Pahang and Johor cattle hit by FMD

  • Nation
  • Wednesday, 22 Jun 2016

PETALING JAYA: A foot and mouth disease (FMD) outbreak has put thousands of cattle at risk in four districts in Pahang and Johor and the Department of Veterinary Services has advised people to get their meat supply for the Hari Raya season elsewhere.

Its director-general Datuk Dr Kamarudin Mat Isa said the outbreak, which began on May 9 in Pahang, hit Felda Sungai Rentang and Kampung Paya Rajin in Jerantut, Kampung Baru Bukit Kuin in Maran and Felda Keratung in Rompin.

In Johor, Sungai Mengkuang and Endau in the Mersing district are affected, he said.

But he said the disease, which is different from the hand, foot and mouth disease that infects humans, was an animal disease and not zoonotic and would not infect human beings.

He added that the outbreak was still active in Jerantut and Mersing but was already under control in Maran and Rompin.

“We have been carrying out vaccination programmes in all the pla­ces that have FMD. The situation is under control,” he told The Star yesterday.

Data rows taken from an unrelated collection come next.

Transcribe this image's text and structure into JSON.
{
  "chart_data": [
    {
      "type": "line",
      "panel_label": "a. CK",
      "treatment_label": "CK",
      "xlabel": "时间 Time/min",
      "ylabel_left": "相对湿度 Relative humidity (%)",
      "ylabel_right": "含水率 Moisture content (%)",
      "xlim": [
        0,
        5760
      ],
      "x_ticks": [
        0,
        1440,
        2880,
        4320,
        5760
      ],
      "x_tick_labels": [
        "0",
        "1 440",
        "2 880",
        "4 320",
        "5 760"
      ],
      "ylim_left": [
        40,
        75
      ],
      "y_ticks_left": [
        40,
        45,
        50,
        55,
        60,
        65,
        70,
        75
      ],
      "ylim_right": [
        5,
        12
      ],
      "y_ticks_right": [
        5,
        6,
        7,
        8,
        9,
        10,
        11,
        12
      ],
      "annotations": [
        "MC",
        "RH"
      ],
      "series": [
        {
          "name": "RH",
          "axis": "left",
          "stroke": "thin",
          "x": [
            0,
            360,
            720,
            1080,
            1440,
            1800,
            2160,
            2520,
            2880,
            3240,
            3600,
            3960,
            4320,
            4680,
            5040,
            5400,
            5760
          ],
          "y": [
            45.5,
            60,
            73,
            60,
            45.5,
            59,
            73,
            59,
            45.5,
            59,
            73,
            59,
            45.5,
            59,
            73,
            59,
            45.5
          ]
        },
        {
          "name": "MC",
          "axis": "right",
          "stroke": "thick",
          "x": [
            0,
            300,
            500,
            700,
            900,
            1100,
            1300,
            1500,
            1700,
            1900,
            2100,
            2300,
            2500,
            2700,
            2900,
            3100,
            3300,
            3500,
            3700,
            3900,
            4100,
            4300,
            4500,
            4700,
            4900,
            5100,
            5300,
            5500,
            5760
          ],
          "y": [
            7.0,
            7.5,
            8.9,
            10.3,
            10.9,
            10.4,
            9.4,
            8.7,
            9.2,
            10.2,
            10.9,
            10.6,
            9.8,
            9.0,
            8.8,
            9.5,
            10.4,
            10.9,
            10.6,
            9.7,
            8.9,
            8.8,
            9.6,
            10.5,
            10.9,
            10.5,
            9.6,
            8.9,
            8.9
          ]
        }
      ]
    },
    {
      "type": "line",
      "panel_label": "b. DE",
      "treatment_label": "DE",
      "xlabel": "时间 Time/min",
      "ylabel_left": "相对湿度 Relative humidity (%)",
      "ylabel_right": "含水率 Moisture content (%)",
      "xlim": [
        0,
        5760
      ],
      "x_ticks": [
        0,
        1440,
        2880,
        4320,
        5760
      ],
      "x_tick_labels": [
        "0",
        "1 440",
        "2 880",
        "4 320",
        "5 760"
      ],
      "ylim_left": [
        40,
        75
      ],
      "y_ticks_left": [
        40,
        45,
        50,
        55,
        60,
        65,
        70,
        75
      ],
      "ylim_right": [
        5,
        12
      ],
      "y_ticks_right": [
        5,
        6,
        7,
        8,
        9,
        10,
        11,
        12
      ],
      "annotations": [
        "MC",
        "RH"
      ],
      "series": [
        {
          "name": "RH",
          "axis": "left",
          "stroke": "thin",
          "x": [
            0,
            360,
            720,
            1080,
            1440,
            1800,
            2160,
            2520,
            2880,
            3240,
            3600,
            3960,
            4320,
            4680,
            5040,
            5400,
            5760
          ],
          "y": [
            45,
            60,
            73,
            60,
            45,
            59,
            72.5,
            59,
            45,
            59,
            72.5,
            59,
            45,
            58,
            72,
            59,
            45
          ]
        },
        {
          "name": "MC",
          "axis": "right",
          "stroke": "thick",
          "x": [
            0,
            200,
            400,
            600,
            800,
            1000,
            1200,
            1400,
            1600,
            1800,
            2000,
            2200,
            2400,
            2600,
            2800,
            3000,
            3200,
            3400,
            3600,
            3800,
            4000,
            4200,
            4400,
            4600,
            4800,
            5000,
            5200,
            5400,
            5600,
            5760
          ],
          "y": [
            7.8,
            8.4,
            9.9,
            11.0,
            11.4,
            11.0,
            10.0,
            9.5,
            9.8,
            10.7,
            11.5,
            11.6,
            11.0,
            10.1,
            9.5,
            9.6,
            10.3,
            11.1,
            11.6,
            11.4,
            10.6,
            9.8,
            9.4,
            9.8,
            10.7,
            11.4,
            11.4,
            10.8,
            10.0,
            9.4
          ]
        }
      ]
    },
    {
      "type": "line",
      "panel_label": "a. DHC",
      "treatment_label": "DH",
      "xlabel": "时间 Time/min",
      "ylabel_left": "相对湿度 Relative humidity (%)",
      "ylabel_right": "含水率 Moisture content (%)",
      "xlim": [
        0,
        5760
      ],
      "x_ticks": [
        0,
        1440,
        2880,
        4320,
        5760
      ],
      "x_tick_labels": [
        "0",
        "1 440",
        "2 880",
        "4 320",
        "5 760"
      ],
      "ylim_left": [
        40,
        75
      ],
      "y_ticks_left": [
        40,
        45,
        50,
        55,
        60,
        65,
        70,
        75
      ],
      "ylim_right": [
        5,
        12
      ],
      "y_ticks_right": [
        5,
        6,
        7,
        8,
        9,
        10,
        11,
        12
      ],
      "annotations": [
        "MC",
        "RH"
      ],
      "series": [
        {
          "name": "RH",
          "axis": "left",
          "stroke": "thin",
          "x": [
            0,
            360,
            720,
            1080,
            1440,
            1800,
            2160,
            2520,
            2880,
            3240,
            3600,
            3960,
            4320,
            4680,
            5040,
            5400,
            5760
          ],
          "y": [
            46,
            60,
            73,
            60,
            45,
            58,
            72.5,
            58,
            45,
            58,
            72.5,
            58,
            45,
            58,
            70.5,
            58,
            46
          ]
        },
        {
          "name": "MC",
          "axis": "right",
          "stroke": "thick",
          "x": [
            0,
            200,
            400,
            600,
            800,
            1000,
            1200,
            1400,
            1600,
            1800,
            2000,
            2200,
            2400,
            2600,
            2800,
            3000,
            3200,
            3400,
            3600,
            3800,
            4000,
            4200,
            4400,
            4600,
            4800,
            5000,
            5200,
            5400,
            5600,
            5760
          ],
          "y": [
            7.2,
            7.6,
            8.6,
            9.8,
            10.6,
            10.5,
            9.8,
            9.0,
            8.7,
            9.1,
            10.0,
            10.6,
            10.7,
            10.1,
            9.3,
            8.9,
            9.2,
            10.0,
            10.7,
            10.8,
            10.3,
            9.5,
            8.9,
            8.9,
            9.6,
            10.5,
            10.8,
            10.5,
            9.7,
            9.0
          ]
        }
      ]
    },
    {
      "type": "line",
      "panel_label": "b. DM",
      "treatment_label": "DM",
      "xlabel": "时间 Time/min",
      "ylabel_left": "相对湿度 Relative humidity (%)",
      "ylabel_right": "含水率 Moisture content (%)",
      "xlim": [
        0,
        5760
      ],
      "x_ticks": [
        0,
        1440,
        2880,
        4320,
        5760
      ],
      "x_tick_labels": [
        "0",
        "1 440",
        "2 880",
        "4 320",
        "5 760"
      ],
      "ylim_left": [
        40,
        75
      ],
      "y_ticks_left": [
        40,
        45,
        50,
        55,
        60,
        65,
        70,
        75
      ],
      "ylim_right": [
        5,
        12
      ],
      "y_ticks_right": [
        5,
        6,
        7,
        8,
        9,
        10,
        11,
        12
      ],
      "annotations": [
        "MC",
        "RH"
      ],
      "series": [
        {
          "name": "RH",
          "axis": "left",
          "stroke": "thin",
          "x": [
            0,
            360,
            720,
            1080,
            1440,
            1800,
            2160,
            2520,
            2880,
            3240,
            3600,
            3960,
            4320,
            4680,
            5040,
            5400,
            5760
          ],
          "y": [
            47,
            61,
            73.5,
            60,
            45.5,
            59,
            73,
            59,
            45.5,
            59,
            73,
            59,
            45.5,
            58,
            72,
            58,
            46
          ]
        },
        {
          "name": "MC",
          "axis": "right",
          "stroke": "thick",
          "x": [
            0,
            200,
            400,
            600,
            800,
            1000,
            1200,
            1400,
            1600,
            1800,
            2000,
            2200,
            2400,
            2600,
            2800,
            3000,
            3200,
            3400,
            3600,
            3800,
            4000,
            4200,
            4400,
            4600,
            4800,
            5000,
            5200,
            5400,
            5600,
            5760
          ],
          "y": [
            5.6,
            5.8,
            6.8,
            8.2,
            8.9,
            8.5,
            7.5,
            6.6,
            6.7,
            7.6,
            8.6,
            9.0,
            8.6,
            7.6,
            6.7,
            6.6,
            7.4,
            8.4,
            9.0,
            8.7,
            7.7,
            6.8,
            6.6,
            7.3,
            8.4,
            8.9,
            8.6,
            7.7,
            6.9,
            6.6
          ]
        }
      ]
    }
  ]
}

Since the outbreak, 114 heads of cattle were found with FMD in Pahang and 28 in Johor, he said.

Dr Kamarudin said the outbreak had put 10,800 cattle in Rompin at risk of being infected, followed by Jerantut 1,300 and Maran 1,150 while Mersing had 1,300.

Vaccination was carried out up to a 10km radius from the affected areas, he said.

He said no affected animals had died because the symptoms this time were rather mild.

“We observed the infection in the foot area and not in the mouth area such as blisters in the tongue, lips and gums,” he said.

Dr Kamarudin said that no animals would be allowed to be taken out from the areas for now.

“We are currently containing the disease in those locations and we have asked farmers not to move animals to other areas.

“We also advise farmers from other areas not to visit the outbreak areas because we would like to prevent the spread of the disease.”

On the concern over whether there would be adequate supply of cattle for the Raya season, Dr Kamarudin said it was estimated that the potential demand for the season from the affected areas was less than 600 cows, which was quite small, and he urged buyers and traders to get their supply from other districts or states.

“Our officers will not issue movement permit and enforcement officers will be patrolling the area to reduce the risk to people transporting sick animals to other pla­ces,” he said.

As to whether farmers could sell their cows after the quarantine period, he said they would have to get clearance from his officers.